With no funds coming from matchdays, transfer income has been invaluable to clubs like Brugge in 2020-21. Anderlecht and Brugge have been the biggest net recipients, earning € 35 million and € 19 million respectively. Brugge have generated a net € 60 million from the transfer market over the past five years. The leading Belgian clubs are all net sellers and Brugge’s purchases of € 90 million have been countered by € 150 million in sales. Brugge are among the top 11 sellers to clubs from the “big five” leagues.

Brugge’s most recent big sale was 21 year-old forward Krépin Diatta, who went to Monaco for € 16 million in January 2021. The club’s record sale was Wesley to Aston Villa for € 25 million in July 2019, a move that has yet to prove its worth after the player suffered a cruciate knee injury in January 2020. 

As for this season’s Brugge, they have been excellent away from home in the league, losing just one game and conceding seven goals on their travels. Coach Philippe Clement, who played briefly for Coventry City, was appointed in June 2019 and his win rate so far is over 60%. 

The UEFA Champions league campaign ended at the group stage and was frustrating – Brugge lost just twice but finished third, behind Borussia Dortmund and Lazio. Their two wins were against fourth-placed Zenit St. Petersburg. Brugge did enough, however, to qualify for the last 32 of the Europa League and will face Ukraine’s Dynamo Kyiv over two legs. 

The most eye-catching player in the Brugge side has been winger Noa Lang, a 21 year Dutchman on loan from Ajax. Lang has scored 11 times and also created more than his share of goals for team-mates.

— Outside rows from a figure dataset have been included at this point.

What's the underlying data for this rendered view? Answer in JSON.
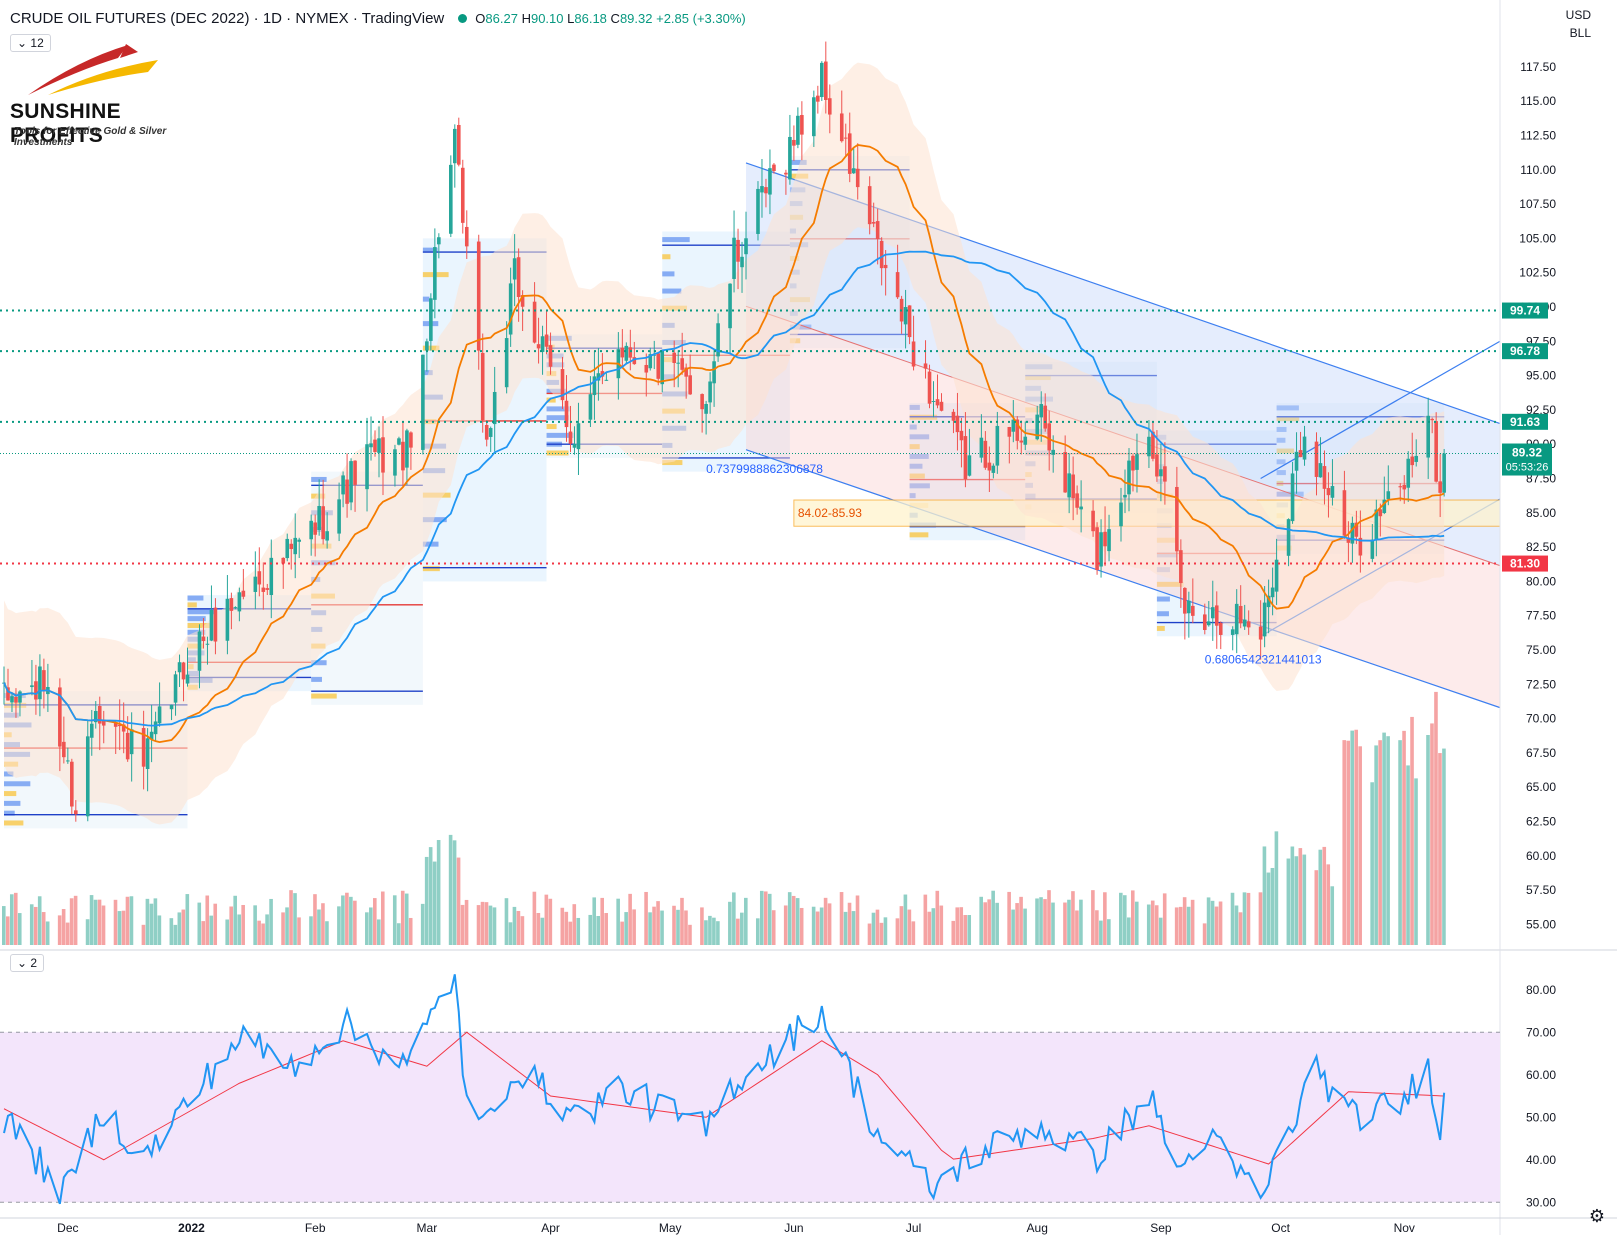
{
  "header": {
    "symbol": "CRUDE OIL FUTURES (DEC 2022) · 1D · NYMEX · TradingView",
    "o_label": "O",
    "o": "86.27",
    "h_label": "H",
    "h": "90.10",
    "l_label": "L",
    "l": "86.18",
    "c_label": "C",
    "c": "89.32",
    "change": "+2.85 (+3.30%)"
  },
  "collapse_main": "12",
  "collapse_rsi": "2",
  "currency": "USD",
  "unit": "BLL",
  "logo": {
    "brand": "SUNSHINE PROFITS",
    "tagline": "Tools for Effective Gold & Silver Investments"
  },
  "icons": {
    "settings": "gear-icon",
    "logo_mark": "swoosh-icon"
  },
  "colors": {
    "up": "#26a69a",
    "down": "#ef5350",
    "ma_fast": "#f57c00",
    "ma_slow": "#2196f3",
    "channel": "#3d7ff0",
    "support": "#089981",
    "resistance": "#f23645",
    "rsi": "#2196f3",
    "rsi_ma": "#f23645",
    "rsi_band": "#f3e5fb"
  },
  "chart_data": [
    {
      "type": "candlestick",
      "title": "CRUDE OIL FUTURES (DEC 2022)",
      "x_axis": [
        "Dec",
        "2022",
        "Feb",
        "Mar",
        "Apr",
        "May",
        "Jun",
        "Jul",
        "Aug",
        "Sep",
        "Oct",
        "Nov"
      ],
      "y_ticks": [
        "55.00",
        "57.50",
        "60.00",
        "62.50",
        "65.00",
        "67.50",
        "70.00",
        "72.50",
        "75.00",
        "77.50",
        "80.00",
        "82.50",
        "85.00",
        "87.50",
        "90.00",
        "92.50",
        "95.00",
        "97.50",
        "100.00",
        "102.50",
        "105.00",
        "107.50",
        "110.00",
        "112.50",
        "115.00",
        "117.50"
      ],
      "ylim": [
        53.5,
        118
      ],
      "anchors": [
        {
          "m": "2021-11-15",
          "p": 71.2
        },
        {
          "m": "2021-11-26",
          "p": 72.5
        },
        {
          "m": "2021-12-01",
          "p": 66.0
        },
        {
          "m": "2021-12-03",
          "p": 63.5
        },
        {
          "m": "2021-12-08",
          "p": 71.5
        },
        {
          "m": "2021-12-14",
          "p": 69.0
        },
        {
          "m": "2021-12-20",
          "p": 66.5
        },
        {
          "m": "2021-12-31",
          "p": 74.5
        },
        {
          "m": "2022-01-13",
          "p": 79.0
        },
        {
          "m": "2022-01-26",
          "p": 82.0
        },
        {
          "m": "2022-02-04",
          "p": 85.0
        },
        {
          "m": "2022-02-14",
          "p": 89.0
        },
        {
          "m": "2022-02-25",
          "p": 89.5
        },
        {
          "m": "2022-03-04",
          "p": 106.0
        },
        {
          "m": "2022-03-08",
          "p": 111.5
        },
        {
          "m": "2022-03-16",
          "p": 90.0
        },
        {
          "m": "2022-03-23",
          "p": 102.0
        },
        {
          "m": "2022-04-07",
          "p": 90.5
        },
        {
          "m": "2022-04-18",
          "p": 97.5
        },
        {
          "m": "2022-05-10",
          "p": 93.5
        },
        {
          "m": "2022-05-17",
          "p": 103.5
        },
        {
          "m": "2022-06-08",
          "p": 116.5
        },
        {
          "m": "2022-06-22",
          "p": 104.0
        },
        {
          "m": "2022-07-05",
          "p": 94.0
        },
        {
          "m": "2022-07-14",
          "p": 88.5
        },
        {
          "m": "2022-08-01",
          "p": 92.0
        },
        {
          "m": "2022-08-16",
          "p": 82.0
        },
        {
          "m": "2022-08-29",
          "p": 92.0
        },
        {
          "m": "2022-09-07",
          "p": 78.0
        },
        {
          "m": "2022-09-20",
          "p": 77.5
        },
        {
          "m": "2022-09-26",
          "p": 76.5
        },
        {
          "m": "2022-10-07",
          "p": 91.5
        },
        {
          "m": "2022-10-18",
          "p": 82.5
        },
        {
          "m": "2022-10-31",
          "p": 86.5
        },
        {
          "m": "2022-11-07",
          "p": 92.5
        },
        {
          "m": "2022-11-10",
          "p": 86.3
        },
        {
          "m": "2022-11-11",
          "p": 89.32
        }
      ],
      "x_range": [
        "2021-11-15",
        "2022-11-11"
      ],
      "moving_averages": [
        {
          "period": 20,
          "color": "#f57c00"
        },
        {
          "period": 50,
          "color": "#2196f3"
        }
      ],
      "horizontal_levels": [
        {
          "price": 99.74,
          "label": "99.74",
          "color": "#089981",
          "style": "dotted"
        },
        {
          "price": 96.78,
          "label": "96.78",
          "color": "#089981",
          "style": "dotted"
        },
        {
          "price": 91.63,
          "label": "91.63",
          "color": "#089981",
          "style": "dotted"
        },
        {
          "price": 81.3,
          "label": "81.30",
          "color": "#f23645",
          "style": "dotted"
        }
      ],
      "last_price": {
        "value": "89.32",
        "countdown": "05:53:26"
      },
      "zone": {
        "label": "84.02-85.93",
        "low": 84.02,
        "high": 85.93,
        "from": "2022-06-01"
      },
      "annotations": [
        {
          "text": "0.7379988862306878",
          "date": "2022-05-10",
          "price": 87.9
        },
        {
          "text": "0.6806542321441013",
          "date": "2022-09-12",
          "price": 74.0
        }
      ],
      "channels": [
        {
          "from": "2022-05-20",
          "from_price": 110.5,
          "to": "2022-11-25",
          "to_price": 91.5,
          "lower_from_price": 89.6,
          "lower_to_price": 70.8
        },
        {
          "from": "2022-09-26",
          "from_price": 76.0,
          "to": "2022-11-25",
          "to_price": 86.0,
          "upper_from_price": 87.5,
          "upper_to_price": 97.5
        }
      ],
      "volume_overlay": true,
      "ylabel": ""
    },
    {
      "type": "line",
      "title": "",
      "name": "RSI",
      "y_ticks": [
        "30.00",
        "40.00",
        "50.00",
        "60.00",
        "70.00",
        "80.00"
      ],
      "ylim": [
        27,
        87
      ],
      "band": [
        30,
        70
      ],
      "anchors": [
        {
          "m": "2021-11-15",
          "v": 50
        },
        {
          "m": "2021-11-30",
          "v": 32
        },
        {
          "m": "2021-12-10",
          "v": 52
        },
        {
          "m": "2021-12-20",
          "v": 40
        },
        {
          "m": "2022-01-13",
          "v": 69
        },
        {
          "m": "2022-01-26",
          "v": 62
        },
        {
          "m": "2022-02-08",
          "v": 72
        },
        {
          "m": "2022-02-24",
          "v": 62
        },
        {
          "m": "2022-03-08",
          "v": 84
        },
        {
          "m": "2022-03-11",
          "v": 52
        },
        {
          "m": "2022-03-16",
          "v": 48
        },
        {
          "m": "2022-03-23",
          "v": 62
        },
        {
          "m": "2022-04-08",
          "v": 50
        },
        {
          "m": "2022-04-18",
          "v": 57
        },
        {
          "m": "2022-05-10",
          "v": 47
        },
        {
          "m": "2022-05-17",
          "v": 58
        },
        {
          "m": "2022-06-08",
          "v": 75
        },
        {
          "m": "2022-06-22",
          "v": 46
        },
        {
          "m": "2022-07-06",
          "v": 33
        },
        {
          "m": "2022-07-14",
          "v": 40
        },
        {
          "m": "2022-08-01",
          "v": 48
        },
        {
          "m": "2022-08-16",
          "v": 41
        },
        {
          "m": "2022-08-29",
          "v": 55
        },
        {
          "m": "2022-09-06",
          "v": 37
        },
        {
          "m": "2022-09-12",
          "v": 46
        },
        {
          "m": "2022-09-26",
          "v": 31
        },
        {
          "m": "2022-10-10",
          "v": 62
        },
        {
          "m": "2022-10-18",
          "v": 50
        },
        {
          "m": "2022-10-31",
          "v": 53
        },
        {
          "m": "2022-11-07",
          "v": 62
        },
        {
          "m": "2022-11-10",
          "v": 48
        },
        {
          "m": "2022-11-11",
          "v": 54
        }
      ],
      "ma_anchors": [
        {
          "m": "2021-11-15",
          "v": 52
        },
        {
          "m": "2021-12-10",
          "v": 40
        },
        {
          "m": "2022-01-13",
          "v": 58
        },
        {
          "m": "2022-02-08",
          "v": 68
        },
        {
          "m": "2022-03-01",
          "v": 62
        },
        {
          "m": "2022-03-11",
          "v": 70
        },
        {
          "m": "2022-04-01",
          "v": 55
        },
        {
          "m": "2022-05-10",
          "v": 50
        },
        {
          "m": "2022-06-08",
          "v": 68
        },
        {
          "m": "2022-06-22",
          "v": 60
        },
        {
          "m": "2022-07-10",
          "v": 40
        },
        {
          "m": "2022-08-15",
          "v": 45
        },
        {
          "m": "2022-08-29",
          "v": 48
        },
        {
          "m": "2022-09-28",
          "v": 39
        },
        {
          "m": "2022-10-18",
          "v": 56
        },
        {
          "m": "2022-11-11",
          "v": 55
        }
      ]
    }
  ]
}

The more experienced Hans Vanakan has also been in impressive form and has been eyed by Premier League clubs, notably West Ham who bid close to € 15 million for the 28 year-old midfielder earlier this season.

The Blauw-Zwart squad includes Simon Mignolet, the former Liverpool goalkeeper, and Charles De Ketelaere, who was named the best young player in Belgium in 2020. The 19 year-old has already won his first cap for Les Diables Rouges. Brugge recently added journeyman striker Bas Dost to their squad, signed in December from Eintracht Frankfurt, and took centre back Stefano Denswil (a Brugge old boy) and right back Nabil Dirar on loan from Bologna and Fenerbahce respectively. Brugge have also expressed an interest in luring Tottenham defender Toby Alderweireld back to Belgium, but any bid will now have to wait until the summer. 

Football needs successful clubs from right across the continent to make the pan-European competitions more diverse, interesting, healthy and democratic. There was a time when Belgian clubs were highly respected and it would be good to see a return to the time when a visit to Brussels or Bruges could be a fearful away trip. After all, Belgium has proved it can produce talent.